Louisa sat beside me, and, save her, Cora and all the world were alike forgotten.
CHAPTER XIII.
Forget thee? If to dream by night, and muse on thee by day;
If all the worship, deep and wild, a poet's heart can pay;
If prayers in absence, breathed for thee to Heaven's protecting power;
If winged thoughts that flit to thee, a thousand in an hour;
If busy Fancy, blending thee with all my future lot;
If this thou call'st forgetting, thou, indeed, shall be forgot.
MOULTRIE.
I had but one, only one, meeting more with Lady Louisa, and it was, indeed, a sad one. We could but hope to meet again—near Canterbury, perhaps—at some vague period before my regiment marched; and prior to that I was to write to her, on some polite pretence, under cover to Cora.
This was certainly somewhat undefined and unsatisfactory for two engaged lovers, especially for two so ardent as we were, and in the first flush of a grand passion; but we had no other arrangement to make; and never shall I forget our last, long, mute embrace on the last evening, when, scared by footsteps on the garden walk, we literally tore ourselves away, and separated to meet at the dinner-table, and act as those who were almost strangers to each other, and to perform the mere formalities, the politenesses, and cold ceremonies of well-bred life.
I could not help telling my good uncle of my success; but under a solemn promise of secrecy, for a time at least.
"All right, boy," said he, clapping me on the shoulder. "Keep her well in hand, and I'll back you against the field to any amount that is possible; but that gouty old peer, my Lord Slubber, is richer than I am; and then Lady Chillingham has the pride of Lucifer. Draw on me whenever you want money, Newton. Since Archie died at college, and poor Nigel at the battle of Goojerat, I have no boy to look after but you."
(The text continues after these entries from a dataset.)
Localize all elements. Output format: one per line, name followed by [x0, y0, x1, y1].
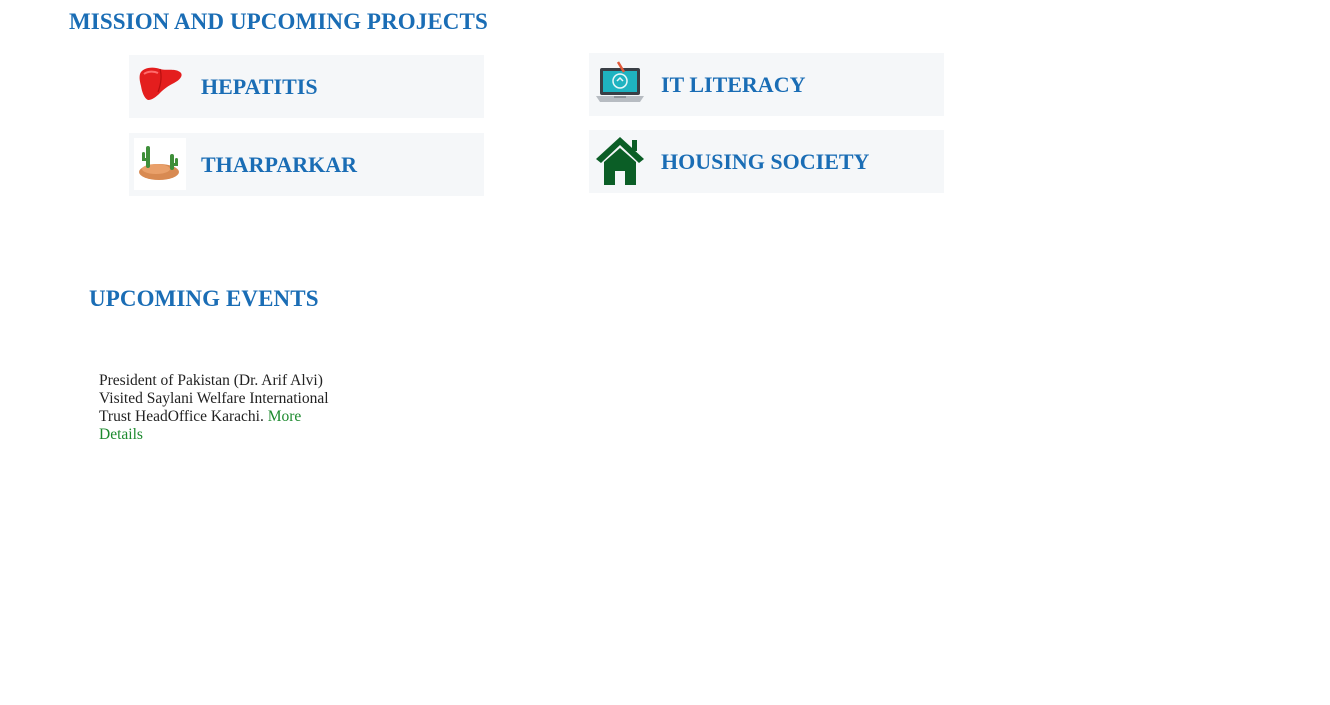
project-card-housing-society[interactable]: HOUSING SOCIETY: [589, 130, 944, 193]
laptop-icon: [596, 61, 644, 102]
house-icon: [596, 137, 644, 185]
liver-icon: [139, 67, 182, 100]
events-section-title: UPCOMING EVENTS: [89, 286, 319, 311]
project-card-it-literacy[interactable]: IT LITERACY: [589, 53, 944, 116]
project-label-tharparkar: THARPARKAR: [201, 151, 358, 177]
mission-section-title: MISSION AND UPCOMING PROJECTS: [69, 9, 488, 34]
project-card-hepatitis[interactable]: HEPATITIS: [129, 55, 484, 118]
project-card-tharparkar[interactable]: THARPARKAR: [129, 133, 484, 196]
project-label-hepatitis: HEPATITIS: [201, 73, 318, 99]
project-label-housing-society: HOUSING SOCIETY: [661, 148, 870, 174]
desert-cactus-icon: [134, 138, 186, 190]
page: MISSION AND UPCOMING PROJECTS HEPATITIS …: [0, 0, 1330, 705]
event-item: President of Pakistan (Dr. Arif Alvi) Vi…: [99, 372, 344, 444]
project-label-it-literacy: IT LITERACY: [661, 71, 806, 97]
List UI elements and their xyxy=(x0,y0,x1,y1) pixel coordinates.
The last hour came inexorably. We shook hands with all. When that solemn snob, my brother officer, Mr. de Warr Berkeley, and I entered the carriage which was to take us to the nearest railway station, there were symptoms of considerable emotion in the faces of the kind circle we were leaving, for the clouds of war had darkened fast in the East during the month we had spent so pleasantly; and the ladies—the poor girls especially—half viewed us as foredoomed men.
Louisa was as pale as death; she trembled with suppressed emotion, and her eyes were full of tears. Even her cold and stately mother kissed me lightly on the cheek; and at that moment, for Louisa's sake, I felt my heart swell with sudden emotion of regard for her.
My uncle's hard but manly, hand gave mine a hearty pressure, and he kindly shook the hand of Willie Pitblado, who was bidding adieu to his father, the old keeper, and slipped a couple of sovereigns into it.